Globalize processes have caused in us (all over the world) a general sense of searching for immediate results. Therefore, we have come to posses a need to see immediate results. This contrasts greatly with the slow movements of the Swedish. They, on the other hand, debate, debate, debate, hold multiple numbers of quality meetings and work with a slowdown scheme. At the end, this always yields better results.

 

Said in another words:

1. Sweden is about the size of San Pablo, a state in Brazil.
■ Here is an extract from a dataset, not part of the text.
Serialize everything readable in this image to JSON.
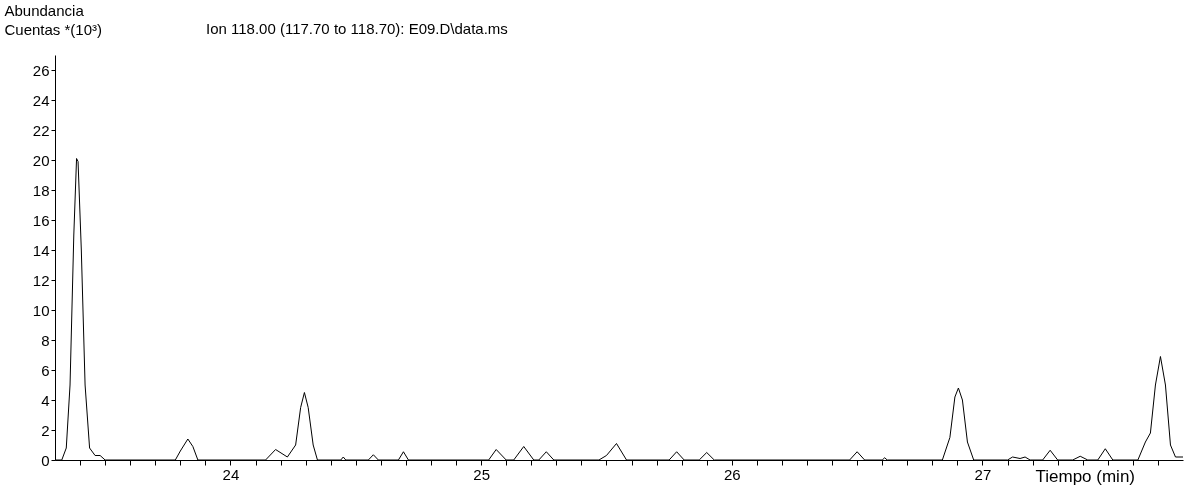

2. Sweden has 2 million inhabitants.

3. Stockholm, has 500,000 people.

4. Volvo, Escania, Ericsson, Electrolux, Nokia are some of its renowned companies. Volvo also supplies to NASA.

 

The first time I was in Sweden, one of my colleagues picked me up at the hotel every morning. It was September, bit cold and snowy. We would arrive early at the company and he would park far away from the entrance. 2000 employees drive their car to work). The first day, I didn't say anything, the same was true for the second and third. One morning I asked, "Do you have a fixed parking space? I've noticed we park far from the entrance even when there are no other cars in the lot." To which he replied, "Since we're here early we'll have time to walk, and whoever gets in late will be late and need a place closer to the door. Don't you think?" Imagine my face.

 

Nowadays, there's a movement in Europe name Slow Food. This movement establishes that people should eat and drink slowly, with enough time to taste their food, spend time with the family, friends, without rushing. Slow Food is against its counterpart: the spirit of Fast Food and what it stands for as a lifestyle. Slow Food is the basis for a bigger movement called Slow Europe, as mentioned by Business Week.

 

Basically, the movement questions the sense of "hurry" and "craziness" generated by globalization, fueled by the desire of "having in quantity" (life status) versus "having with quality", "life quality" or the "quality of being". French people, even though they work 35 hours per week, are more productive than Americans or British. Germans have established 28.8 hour workweeks and have seen their productivity been driven up by 20%. This slow attitude has brought forth the US's attention, pupils of the fast and the "do it now!".

 

This no-rush attitude doesn't represent doing less or having a lower productivity. It means working and doing things with greater quality, productivity, perfection, with attention to detail and less stress. It means reestablishing family values, friends, free and leisure time. Taking the "now", present and concrete, versus the "global", undefined and anonymous. It means taking humans' essential values, the simplicity of living.

 

It stands for a less coercive work environment, more happy, lighter and more productive where humans enjoy doing what they know best how to do. It's time to stop and think on how companies need to develop serious quality with no-rush that will increase productivity and the quality of products and services, without losing the essence of spirit.

 

In the movie, Scent of a Woman, there's a scene where Al Pacino asks a girl to dance and she replies, "I can't, my boyfriend will be here any minute now". To which Al responds, "A life is lived in an instant". Then they dance to a tango.

 

Many of us live our lives running behind time, but we only reach it when we die of a heart attack or in a car accident rushing to be on time. Others are so anxious of living the future that they forget to live the present, which is the only time that truly exists. We all have equal time throughout the world. No one has more or less. The difference lies in how each one of us does with our time. We need to live each moment. As John Lennon said, "Life is what happens to you while you're busy making other plans".

 

Congratulations for reading till the end of this message. There are many who will have stopped in the middle so as not to waste time in this globalize world.